Putting wires on the memory bus is not really needed.

>1. I have yet to see any indication that this is the case.

Taking memorydumps of running systems have been state of the art for about 10 years. There is a heap of commercial forensic software which are used for extracting everything from bitlocker to back then truecrypt. In 2014 it was published that the German police used ElcomSoft as well as Passware, both capable of extracting keys from running machines. I doubt you even need experts for that anymore. Police officers were already on alert to prevent you from shutting down your devices years ago in cases where they assume that there might be evidence on them. I mean we are living in a world where the police is cloning smartphones in routine controls. And on the more sophisticated site, where the police is allowed to infect suspects of even low level drug dealing with trojans. The police isnt stuck in the 90s and they are aided by a rather large sector producing forensic software as well as spyware.
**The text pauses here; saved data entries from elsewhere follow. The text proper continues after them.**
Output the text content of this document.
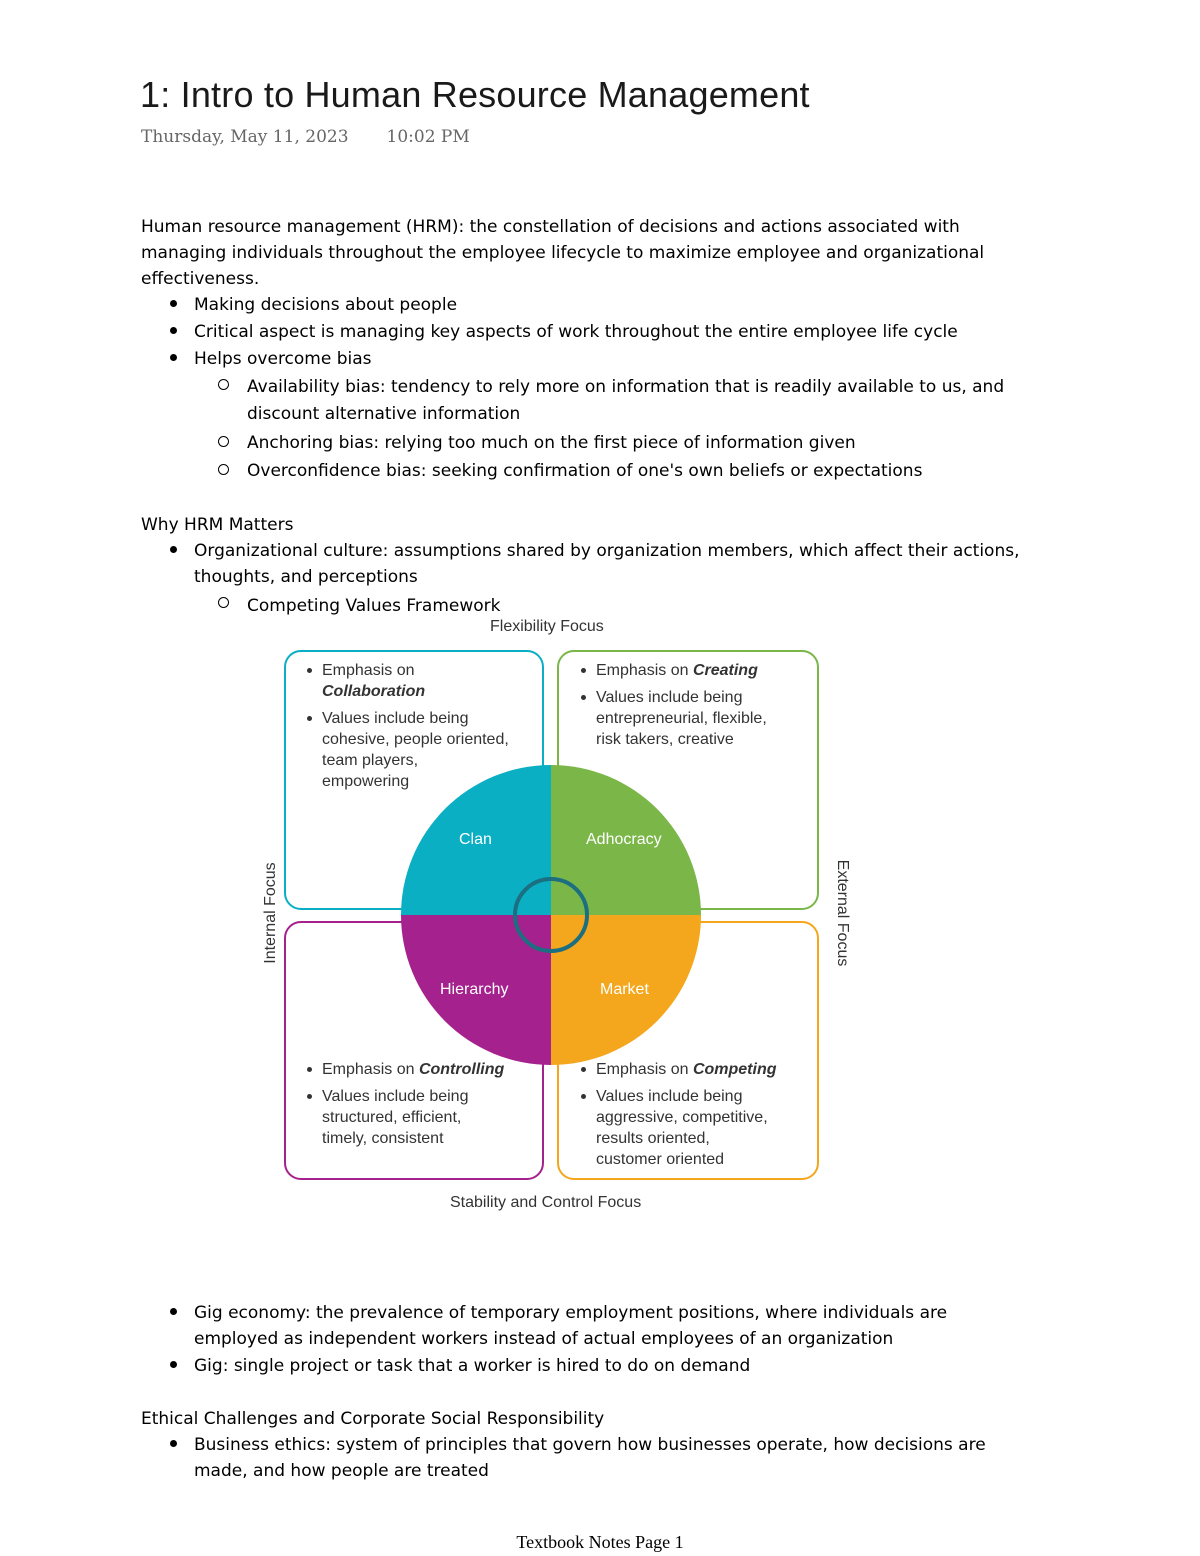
1: Intro to Human Resource Management
Thursday, May 11, 2023 10:02 PM
Human resource management (HRM): the constellation of decisions and actions associated with
managing individuals throughout the employee lifecycle to maximize employee and organizational
effectiveness.
Making decisions about people
Critical aspect is managing key aspects of work throughout the entire employee life cycle
Helps overcome bias
Availability bias: tendency to rely more on information that is readily available to us, and
discount alternative information
Anchoring bias: relying too much on the first piece of information given
Overconfidence bias: seeking confirmation of one's own beliefs or expectations
Why HRM Matters
Organizational culture: assumptions shared by organization members, which affect their actions,
thoughts, and perceptions
Competing Values Framework
Flexibility Focus
Stability and Control Focus
Internal Focus	External Focus
Clan	Adhocracy
Hierarchy	Market
Emphasis on
Collaboration
Values include being
cohesive, people oriented,
team players,
empowering
Emphasis on Creating
Values include being
entrepreneurial, flexible,
risk takers, creative
Emphasis on Controlling
Values include being
structured, efficient,
timely, consistent
Emphasis on Competing
Values include being
aggressive, competitive,
results oriented,
customer oriented
Gig economy: the prevalence of temporary employment positions, where individuals are
employed as independent workers instead of actual employees of an organization
Gig: single project or task that a worker is hired to do on demand
Ethical Challenges and Corporate Social Responsibility
Business ethics: system of principles that govern how businesses operate, how decisions are
made, and how people are treated
Textbook Notes Page 1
I understand that your product offers great convenience, however its only reasonable to point out, that the need to put in your password after the device was shut off is not a problem but working as intended. Encryption will only protect you if the device is turned off. Circumventing this is not necessarily a good idea.

edit: You also dont have to assume law enforcement. The tools are also affordable for private entities and marketed towards for example towards private detectives.

Even if your adversary have access to the latest and most sophisticated state-of-the-art tools, and have the budget for having technicians to use them, Mandos still does no harm; i.e. does not reduce security. And Mandos is not meant to defend against this; Mandos is instead meant to get people who are not using encrypted disks to start using encrypted disks, since Mandos fixes the (in my opinion) most annoying problem with using encrypted disks.

You are, in effect, arguing about whether encrypted disks are useful at all, which is a debate I’m really not getting into at this time, since it has nothing to do with Mandos.

>You are, in effect, arguing about whether encrypted disks are useful at all

No at all, encrypted disks are very useful, you just cant show anyone the content.

The sole purpose of encrypted disks is to prevent somebody else from reading them once they are turned off. Your product turns them back on and makes it readable again without your interaction. Turning off those devices is however the only protection you had. So now you also need to turn off a second server.

And once someone has access to your running machine he can read it. Be it with simply copying the files or getting the key via some software with a big "HACK" button. https://www.elcomsoft.com/efdd.html

> Turning off those devices is however the only protection you had. So now you also need to turn off a second server.

I’m not sure I follow. If I understand you correctly, you want to have a panic button to press in case of physical intruders, and without Mandos, the power button of a server served this function, and your’re worried that Mandos makes you lose this button? Not to worry. The simplest solution is to have two local servers be the Mandos server for each other, each enabling the other to reboot unattended, and the panic button would be the power button on the power strip powering both servers. Once both servers are off, the system is effectively locked.

If you insist on having a remote Mandos server (which is not really the use case it was made for, but it is supported), you could always automate some button to signal the remote server to disable (or outright remove) the client, thereby denying all access to the secret password. The Mandos server process is controllable via D-Bus, so any program can be made to signal the Mandos server in this way.

With a programmable power strip you could even have a single button doing both things. So there’s your panic button back.

> And once someone has access to your running machine he can read it.

That has nothing to do with Mandos. Anyone with physical access to a running machine can already, in theory, access the memory and get the encryption key. Mandos introduces no additional threat from a theoretical sophisticated attacker.

There is several parts to this, depending on the threat model.

One is the scenarios where both machines are turned off during theft or fishing expeditions from legal enforcement. In this case running encryption, any encryption, is better than no encryption, and Mandos allow the administrator to install it once and forget.

I take it that your concern is that someone has turned off a machine and forgot the Mandos server, and then a time later a attacker has capabilities to break into the encrypted running machine through unrelated vectors. Mandos do not protect against attackers that has capability for breaking full disk encryption on running machines.

The threat model where we assume the attacker can break into an running machine that is encrypted looks very different. Devices that has mitigation against this tend to have in my experience things like movement sensors, light sensors and GPS, with plenty of kill switches that fry the internals if anything look at it funny. Those kind of threat models are fun, and I enjoy talking to those kind of engineers that work on such servers, and to them I don't recommend Mandos.

Where I do recommend Mandos is to the administrator that for reasons are not physical near the server that they maintain. Maybe they work at multiple buildings or travel. They have servers with sensitive services which won't be turned off for long periods but still need reboots once in a while, and yet goes unprotected because there is no one available to write in a password at the physical location.

A other scenario is when people want to treat a location as safe and want protection in transit. In that setup the client can be treated as any unencrypted device for all purposes except when taken outside the local network, at which point it behave like an encrypted device where the person carrying might not even have access to the password. In theory this makes for a great method to transport a work laptop between offices in different countries, booted into an throwaway operative system.

As with any security, thinking hard about the threat model is essential. What are you protecting, who is the attacker, and what are the risks.

Disclosure: I am also a co-author of Mandos.